2.6.5.2. Reaktif boyarmaddelerin elyafa fiskesi
Bazik ortam, boyarmaddenin selüloz ile reaksiyona girebilmesi için olmazsa olmaz koşuldur. Ortama alkali ilavesi yapıldığında boyarmaddelerin fiksasyonu başlar.
Reaktif boyarmaddelerin tepkime hızları, ortamın bazikliğine son derece bağlıdır.
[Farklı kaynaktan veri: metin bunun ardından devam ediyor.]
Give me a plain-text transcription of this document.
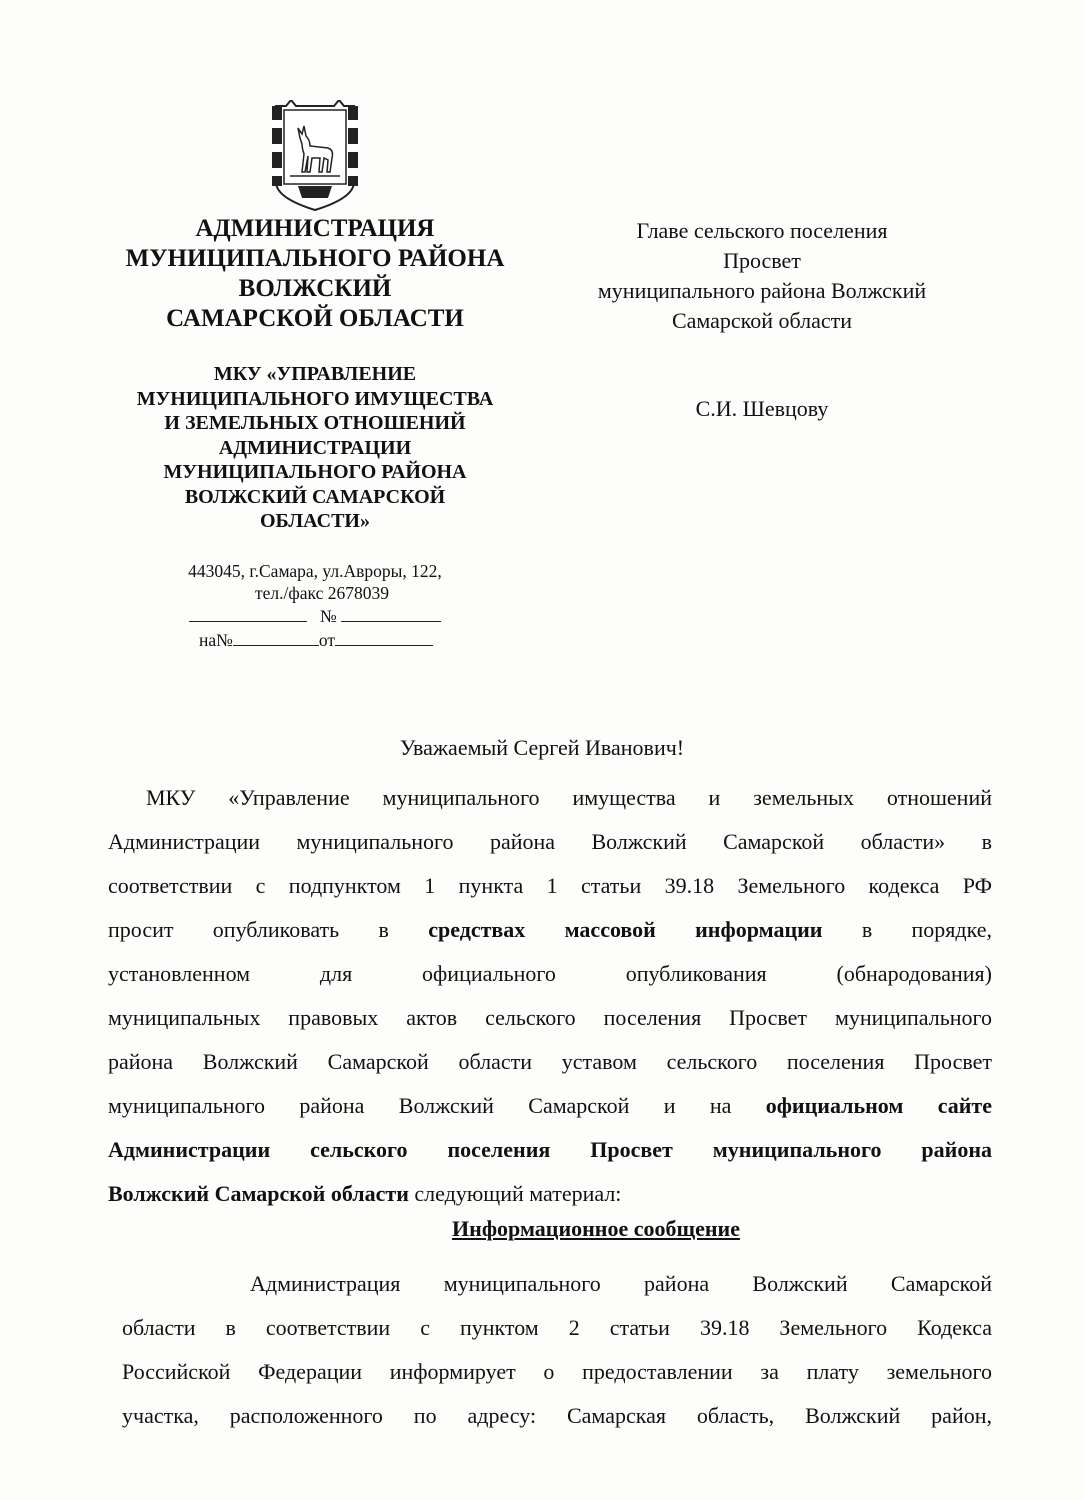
АДМИНИСТРАЦИЯ
МУНИЦИПАЛЬНОГО РАЙОНА
ВОЛЖСКИЙ
САМАРСКОЙ ОБЛАСТИ
МКУ «УПРАВЛЕНИЕ
МУНИЦИПАЛЬНОГО ИМУЩЕСТВА
И ЗЕМЕЛЬНЫХ ОТНОШЕНИЙ
АДМИНИСТРАЦИИ
МУНИЦИПАЛЬНОГО РАЙОНА
ВОЛЖСКИЙ САМАРСКОЙ
ОБЛАСТИ»
443045, г.Самара, ул.Авроры, 122,
тел./факс 2678039
№
на№	от
Главе сельского поселения
Просвет
муниципального района Волжский
Самарской области
С.И. Шевцову
Уважаемый Сергей Иванович!

МКУ «Управление муниципального имущества и земельных отношений

Администрации муниципального района Волжский Самарской области» в

соответствии с подпунктом 1 пункта 1 статьи 39.18 Земельного кодекса РФ

просит опубликовать в средствах массовой информации в порядке,

установленном для официального опубликования (обнародования)

муниципальных правовых актов сельского поселения Просвет муниципального

района Волжский Самарской области уставом сельского поселения Просвет

муниципального района Волжский Самарской и на официальном сайте

Администрации сельского поселения Просвет муниципального района

Волжский Самарской области следующий материал:

Информационное сообщение

Администрация муниципального района Волжский Самарской

области в соответствии с пунктом 2 статьи 39.18 Земельного Кодекса

Российской Федерации информирует о предоставлении за плату земельного

участка, расположенного по адресу: Самарская область, Волжский район,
Zira flottenin pH değerinin 1 derece artması reaksiyonu 9–10 kat hızlandırır. Reaktif boyarmaddelerle pamuğun boyanması pH 8–12 aralığında elde edilir. Boyama dengesinin oluşma süresini çok uzatmamak ve sonradan düzgünleşmenin fazla olmasını sağlamak için genelde boyamalara düşük sıcaklıklarda başlanıp, yüksek sıcaklıklarda bitirilir. Boyarmaddenin lifler tarafından alınması düşük sıcaklıklarda fazladır, yüksek sıcaklıkta difüzyon ve düzgünleşme fazla olur. Boyarmaddenin fikse olması için gerekli sıcaklık, boyarmaddenin cinsine ve kullanılan alkaliye göre değişir (Yakartepe ve Yakartepe, 1998).
2.6.5.3. Boyama sonrası ard işlemler
Reaktif boyama prosesinin tamamlanmasından sonra kumaşın kullanıma uygunluğu ve kullanım sırasındaki renk akması, sertlik gibi istenmeyen durumların ortadan kaldırılması için bazı ard işlemler geliştirilmiştir. Bunlar; nötralizasyon, yıkama ve yumuşatma işlemleridir (Tarakçıoğlu 1980).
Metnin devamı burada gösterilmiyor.